While most of the near-term practical applications of wireless brain-machine interfaces are medical, Musk has also expressed a desire that such devices could help human intelligence compete with artificial intelligence, which he considers an “existential threat”. At Friday’s event, the entrepreneur made a number of outsize claims about the potential capabilities of the technology, including that it could be used to summon a Tesla, play video games, or allow a person with a severed spinal cord to walk again.

Musk did not present any scientific data to support his claims about the pigs or the devices.

Neuralink has raised more than $150m in funding, including $100m from Musk himself. The company employs roughly 100 people, but could soon expand to 10,000, Musk said at the event.

Musk also said that Neuralink had achieved FDA Breakthrough Device designation in July, a program that can help expedite the regulatory process for products “that provide for more effective treatment or diagnosis of life-threatening or irreversibly debilitating diseases or conditions”. Such a designation does not mean the device is approved by the FDA.
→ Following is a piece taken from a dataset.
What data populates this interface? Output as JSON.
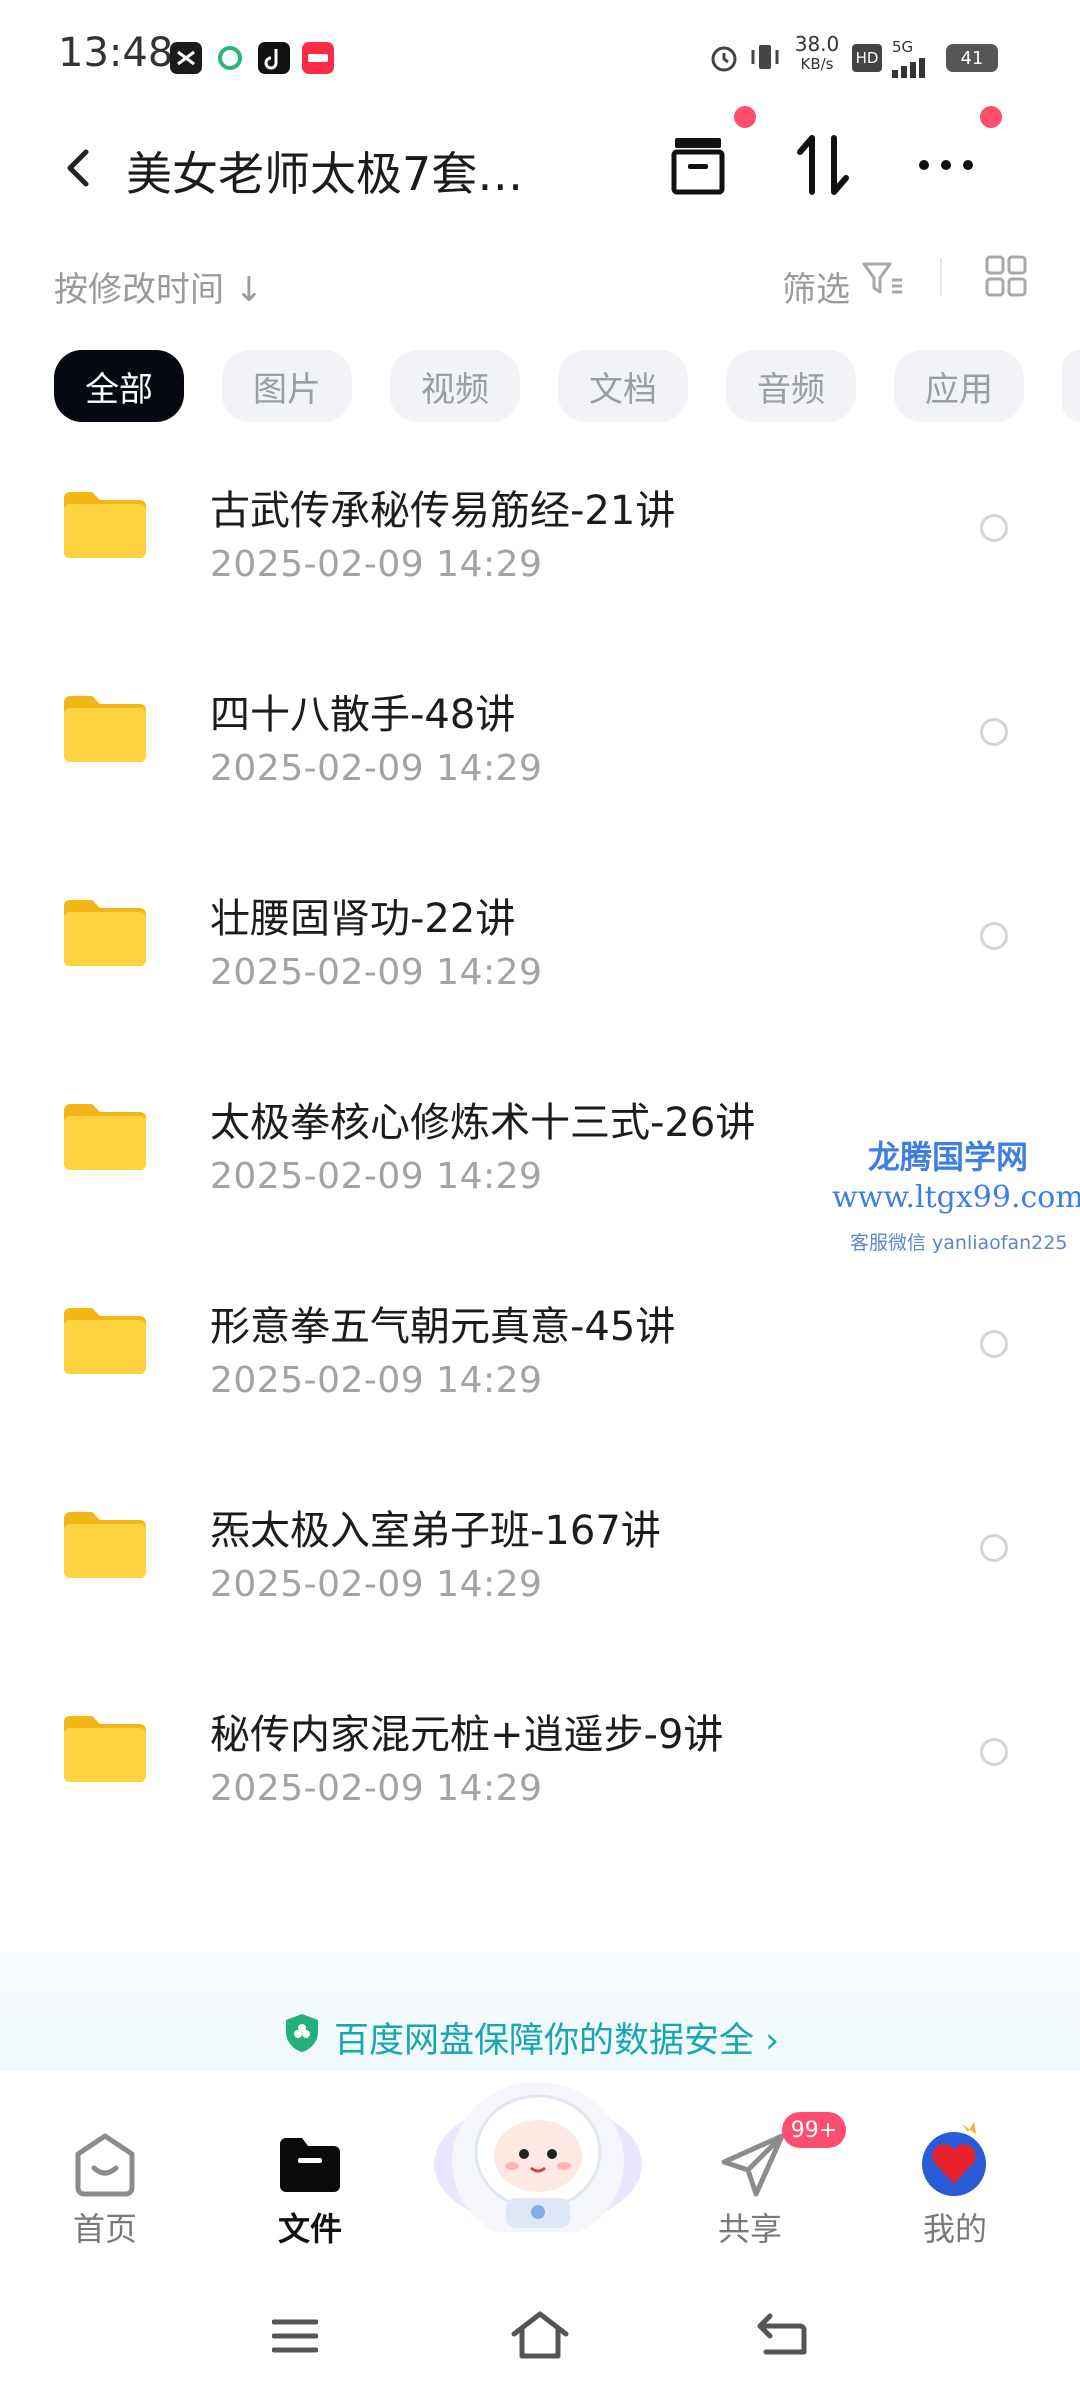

Neuroscience experts say that while Neuralink’s mission to read and stimulate brain activity in humans is feasible, the company’s timeline appears overly ambitious.

“Everyone in the field would be very impressed if they actually showed data from a device implanted in a human,” said Graeme Moffat, a University of Toronto neuroscience research fellow.

Small devices that electronically stimulate nerves and brain areas to treat hearing loss and Parkinson’s disease have been implanted in humans for decades.

Neuroscientists have also conducted brain implant trials with a small number of people who have lost control of bodily functions due to spinal cord injuries or neurological conditions such as strokes. Humans in those trials could control robotic limbs or small objects, such as a computer keyboard or mouse cursor, but have yet to complete more sophisticated tasks.

Most of the current cutting-edge research in brain-machine interface is conducted on animals, scientists note, with safety challenges and lengthy regulatory approval procedures preventing larger human trials.

Notably, Musk, who has been a frequent source of misinformation about coronavirus in recent months and fought to keep his factories open during the pandemic, did not wear a face mask during his presentation, despite being in a room with dozens of employees, a camera crew and veterinary staff. He eventually put on a mask during a question and answer session.